Accordingly, within ten days of receipt of this Order, counsel for plaintiff shall prepare and forward to the Court for execution an order of judgment for the injunctive relief hereinafter sought. As of the date of execution of such order, the Clerk is directed to enter judgment herein for plaintiff on all aspects of his amended complaint.

SO ORDERED.

NOTES

[1] Defendants operate from eight restaurants in different locations in the states of Maine, New Hampshire, and Massachusetts. See Affidavit of Elliott Taylor dated July 31, filed in this court under date of August 1, 1984.

[2] In his affidavit dated August 6 and here filed August 8, 1984, Elliott Taylor states that Ashe has been discharged "for gross misconduct in the performance of his duties including but not limited to breach of labor laws".
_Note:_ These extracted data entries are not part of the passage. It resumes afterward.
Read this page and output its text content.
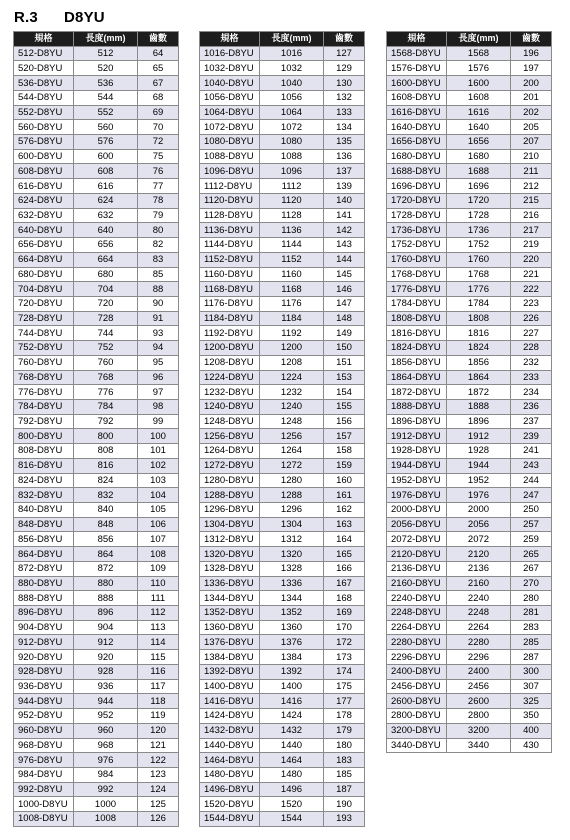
R.3	D8YU
規格	長度(mm)	齒數
512-D8YU	512	64
520-D8YU	520	65
536-D8YU	536	67
544-D8YU	544	68
552-D8YU	552	69
560-D8YU	560	70
576-D8YU	576	72
600-D8YU	600	75
608-D8YU	608	76
616-D8YU	616	77
624-D8YU	624	78
632-D8YU	632	79
640-D8YU	640	80
656-D8YU	656	82
664-D8YU	664	83
680-D8YU	680	85
704-D8YU	704	88
720-D8YU	720	90
728-D8YU	728	91
744-D8YU	744	93
752-D8YU	752	94
760-D8YU	760	95
768-D8YU	768	96
776-D8YU	776	97
784-D8YU	784	98
792-D8YU	792	99
800-D8YU	800	100
808-D8YU	808	101
816-D8YU	816	102
824-D8YU	824	103
832-D8YU	832	104
840-D8YU	840	105
848-D8YU	848	106
856-D8YU	856	107
864-D8YU	864	108
872-D8YU	872	109
880-D8YU	880	110
888-D8YU	888	111
896-D8YU	896	112
904-D8YU	904	113
912-D8YU	912	114
920-D8YU	920	115
928-D8YU	928	116
936-D8YU	936	117
944-D8YU	944	118
952-D8YU	952	119
960-D8YU	960	120
968-D8YU	968	121
976-D8YU	976	122
984-D8YU	984	123
992-D8YU	992	124
1000-D8YU	1000	125
1008-D8YU	1008	126
規格	長度(mm)	齒數
1016-D8YU	1016	127
1032-D8YU	1032	129
1040-D8YU	1040	130
1056-D8YU	1056	132
1064-D8YU	1064	133
1072-D8YU	1072	134
1080-D8YU	1080	135
1088-D8YU	1088	136
1096-D8YU	1096	137
1112-D8YU	1112	139
1120-D8YU	1120	140
1128-D8YU	1128	141
1136-D8YU	1136	142
1144-D8YU	1144	143
1152-D8YU	1152	144
1160-D8YU	1160	145
1168-D8YU	1168	146
1176-D8YU	1176	147
1184-D8YU	1184	148
1192-D8YU	1192	149
1200-D8YU	1200	150
1208-D8YU	1208	151
1224-D8YU	1224	153
1232-D8YU	1232	154
1240-D8YU	1240	155
1248-D8YU	1248	156
1256-D8YU	1256	157
1264-D8YU	1264	158
1272-D8YU	1272	159
1280-D8YU	1280	160
1288-D8YU	1288	161
1296-D8YU	1296	162
1304-D8YU	1304	163
1312-D8YU	1312	164
1320-D8YU	1320	165
1328-D8YU	1328	166
1336-D8YU	1336	167
1344-D8YU	1344	168
1352-D8YU	1352	169
1360-D8YU	1360	170
1376-D8YU	1376	172
1384-D8YU	1384	173
1392-D8YU	1392	174
1400-D8YU	1400	175
1416-D8YU	1416	177
1424-D8YU	1424	178
1432-D8YU	1432	179
1440-D8YU	1440	180
1464-D8YU	1464	183
1480-D8YU	1480	185
1496-D8YU	1496	187
1520-D8YU	1520	190
1544-D8YU	1544	193
規格	長度(mm)	齒數
1568-D8YU	1568	196
1576-D8YU	1576	197
1600-D8YU	1600	200
1608-D8YU	1608	201
1616-D8YU	1616	202
1640-D8YU	1640	205
1656-D8YU	1656	207
1680-D8YU	1680	210
1688-D8YU	1688	211
1696-D8YU	1696	212
1720-D8YU	1720	215
1728-D8YU	1728	216
1736-D8YU	1736	217
1752-D8YU	1752	219
1760-D8YU	1760	220
1768-D8YU	1768	221
1776-D8YU	1776	222
1784-D8YU	1784	223
1808-D8YU	1808	226
1816-D8YU	1816	227
1824-D8YU	1824	228
1856-D8YU	1856	232
1864-D8YU	1864	233
1872-D8YU	1872	234
1888-D8YU	1888	236
1896-D8YU	1896	237
1912-D8YU	1912	239
1928-D8YU	1928	241
1944-D8YU	1944	243
1952-D8YU	1952	244
1976-D8YU	1976	247
2000-D8YU	2000	250
2056-D8YU	2056	257
2072-D8YU	2072	259
2120-D8YU	2120	265
2136-D8YU	2136	267
2160-D8YU	2160	270
2240-D8YU	2240	280
2248-D8YU	2248	281
2264-D8YU	2264	283
2280-D8YU	2280	285
2296-D8YU	2296	287
2400-D8YU	2400	300
2456-D8YU	2456	307
2600-D8YU	2600	325
2800-D8YU	2800	350
3200-D8YU	3200	400
3440-D8YU	3440	430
[3] As indicated, nn. 1, 2, supra, Elliott Taylor has filed two affidavits in opposition to the motion for summary judgment.

[4] Attached to Taylor's earlier affidavit are copies of what purport to be a memo to his restaurant managers under date of June 7, 1983, and an undated letter to all employees under the age of 18 concerning the prohibition of use by such employees of automatic appliances of the type here at issue. The Court notes that the complaint herein alleges violations commencing on or about April 1, 1981.

[5] Defendant Elliott Taylor belatedly attempts in his earlier affidavit to deny that either he or the individual defendant Carole A. Taylor are "employers" within the meaning of FLSA. The short answer to this is that their status as such was admitted in their earlier-filed answer to the complaint herein. Moreover, the circumstances before the Court with respect to their ownership of varied restaurants and instructions to branch managers thereof tend to indicate that in any event they are "employers" within the broad scope of FLSA. See Donovan v. Agnew, 712 F.2d 1509 (1st Cir.1983).

[6] The unsworn allegation of counsel that a "careful search" of the file revealed no notice of the penalty at issue does not interpose a proper defense to a motion for summary judgment.

[7] In determining whether to enjoin an employer from further violation of the Child Labor provisions of FLSA, a Court must exercise its discretion to accomplish the statutory objective of the abolition of oppressive child labor, and in so proceeding, a fundamental criterion in making such determination is previous noncompliance on the part of the employer. Marshall v. Lane Processing, Inc., 606 F.2d 518, 519 (8th Cir.1979), cert. denied, 447 U.S. 922, 100 S. Ct. 3013, 65 L. Ed. 2d 1114 (1980).